L’entourage ne doit pas se sentir responsable de notre maladie
Réunion du 17 mai 2019
Thème : « L’entourage ne doit pas se sentir responsable de notre maladie »
« Un parent boit, la famille trinque ». les vieux adages n’ont pas toujours tort !
L’alcoolisme est une maladie dont la souffrance est contagieuse au sein de l’entourage .
Qui est l’entourage ?
Il y a :1°l’entourage immédiat: les proches (épouses, enfants, parents qui vivent avec le malade .. .)
2°L’entourage proche qui ne vit pas avec le malade (voisins, collègues, entreprise …)
3°L’entourage lointain ( quartier, syndicats, société, membres de clubs sportifs …)
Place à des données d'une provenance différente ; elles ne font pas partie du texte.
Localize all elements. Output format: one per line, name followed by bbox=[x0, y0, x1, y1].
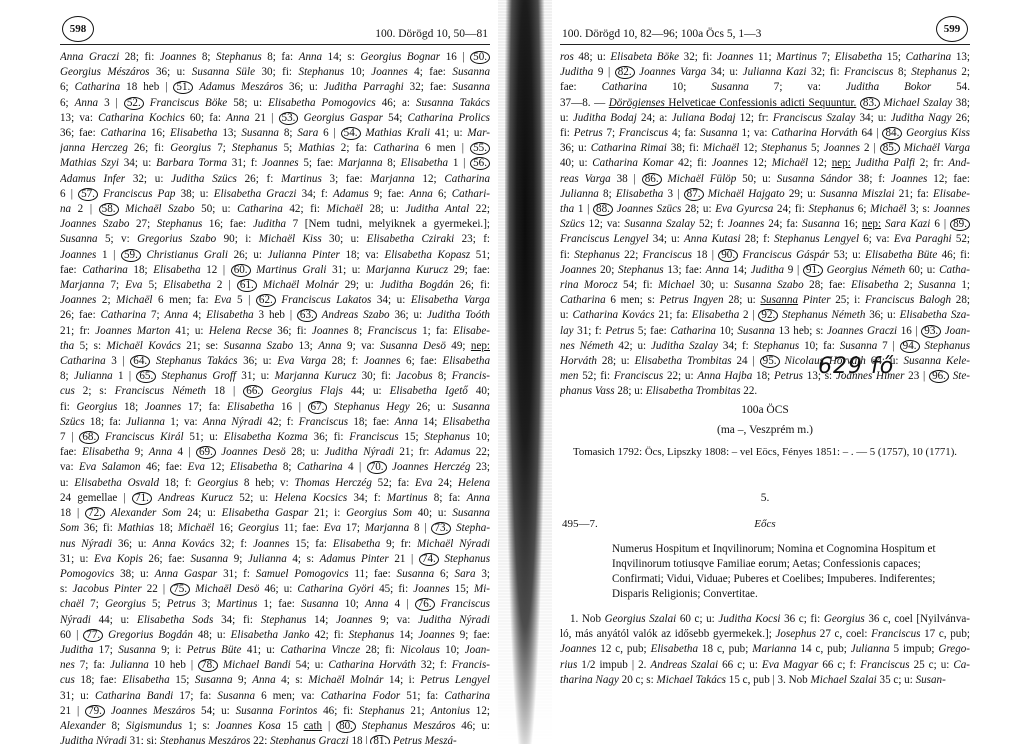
text-line: s: Jacobus Pinter 22 | 75. Michaël Desö … bbox=[60, 582, 490, 597]
circled-household-number: 87. bbox=[684, 188, 704, 201]
text-line: Susanna 5; v: Gregorius Szabo 90; i: Mic… bbox=[60, 232, 490, 247]
right-page-body: ros 48; u: Elisabeta Böke 32; fi: Joanne… bbox=[560, 50, 970, 400]
circled-household-number: 89. bbox=[950, 218, 970, 231]
text-line: fi: Stephanus 22; Franciscus 18 | 90. Fr… bbox=[560, 248, 970, 263]
text-line: Joannes 20; Stephanus 13; fae: Anna 14; … bbox=[560, 263, 970, 278]
running-head: 100. Dörögd 10, 50—81 bbox=[375, 28, 488, 40]
text-line: 26; fae: Catharina 7; Anna 4; Elisabetha… bbox=[60, 308, 490, 323]
text-line: u: Juditha Bodaj 24; a: Juliana Bodaj 12… bbox=[560, 111, 970, 126]
circled-household-number: 60. bbox=[231, 264, 251, 277]
circled-household-number: 84. bbox=[882, 127, 902, 140]
circled-household-number: 58. bbox=[99, 203, 119, 216]
text-line: nes Németh 42; u: Juditha Szalay 34; f: … bbox=[560, 339, 970, 354]
circled-household-number: 88. bbox=[593, 203, 613, 216]
text-line: rina Morocz 54; fi: Michael 30; u: Susan… bbox=[560, 278, 970, 293]
text-line: na 2 | 58. Michaël Szabo 50; u: Catharin… bbox=[60, 202, 490, 217]
text-line: Joannes Szabo 27; Stephanus 16; fae: Jud… bbox=[60, 217, 490, 232]
left-page-body: Anna Graczi 28; fi: Joannes 8; Stephanus… bbox=[60, 50, 490, 744]
text-line: 40; u: Catharina Komar 42; fi: Joannes 1… bbox=[560, 156, 970, 171]
circled-household-number: 65. bbox=[136, 370, 156, 383]
text-line: cus 18; fae: Elisabetha 15; Susanna 9; A… bbox=[60, 673, 490, 688]
text-line: Juditha 9 | 82. Joannes Varga 34; u: Jul… bbox=[560, 65, 970, 80]
text-line: 37—8. — Dörögienses Helveticae Confessio… bbox=[560, 96, 970, 111]
running-head: 100. Dörögd 10, 82—96; 100a Öcs 5, 1—3 bbox=[562, 28, 761, 40]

Toutefois , l’entourage quel qu’il soit, est sans le vouloir impliqué dans cet alcoolisme et en subit les
conséquences . « C’est la peur et l’angoisse tout le temps de vivre avec le conjoint… »
Il est difficile de comprendre pourquoi la personne consomme de l’alcool, pourquoi elle ne peut pas
gérer sa consommation comme tout le monde et surtout pourquoi elle n’arrête pas de boire alors
qu’il y autant de conséquences négatives . La personne en état de souffrance découvre la propriété
apaisante, anesthésiante ou masquante de l’alcool . Durant quelques heures, l’alcool balaie les soucis
,fait fondre les peurs, chasse la solitude, résout les problèmes …
Il arrive un moment où la consommation ne procure plus de plaisir, elle permet seulement de ne pas
se sentir trop mal .
« La dépression entraîne l’alcoolisme et l’alcoolisme entraîne la dépression »
« Je m’ennuyais à la maison, le temps n’était pas beau et je ne savais pas quoi faire pour occuper
mes journées . J’avais de l’alcool à ma portée et je me suis mis à boire tout seul .. »
Quelquefois, l’entourage ne se rend compte que tardivement de l’alcoolisation du malade ou l’excuse
ce qui le conforte dans son « déni », mais par son attitude, il peut aussi jouer un rôle important pour
aider la personne alcoolique à prendre conscience de sa maladie .
« Mes parents ont culpabilisé quand ils ont appris que je m’alcoolisais, je ne vivais pas près de
chez eux et ils ne sont pas rendu compte de mon état. »
Alors l’entourage réalise, se sent impuissant et a tendance à culpabiliser, pensant qu’il est fautif de
ne pas réussir à faire arrêter de boire la personne alcoolique .
« Qu’est-ce que j’ai fait ou que je n’ai pas fait pour qu’il boive ? »
L’entourage fait attention à tout ce qu’il fait ou à tout ce qu’il dit en présence du malade pour ne pas
accentuer l’alcoolisation.
« Sur le seuil de la porte, un regard, une phrase et çà part en engueulade … »
« Ou, quand je ne disais rien, il ne trouvait pas normal non plus . Il attaquait pour avoir une
raison de boire encore plus… »
« J’avais 55ans quand j’ai commencé à m’alcooliser, ma femme n’y est pour rien . Je ne l’ai jamais
mis en cause .C’est même grâce à elle que j’ai été hospitalisé pour me soigner, sinon je ne serais
peut-être plus là . »
L’entourage n’est pas responsable de l’alcoolisme qui touche un de ses proches . Les racines de la
maladie, anciennes ou complexes sont à chercher ailleurs .
« J’ai reçu un grand soutien de mes parents tant psychologique que financier . Ils m’ont aidé dans
tous les sens du terme et ils sont heureux maintenant de me voir abstinent » .
« Non,l’entourage n’est pas responsable de notre alcoolisation, mais c’est nous qui le sommes
devenus consciemment ou inconsciemment . Au contraire, il peut nous aider, nous soutenir dans
notre démarche vers l’abstinence » .
Grâce à l’abstinence heureuse, nous goûtons à la liberté retrouvée . Après avoir été aidé, aidons les
autres à s’en sortir, notre force c’est « l’Espoir et l’Amitié ».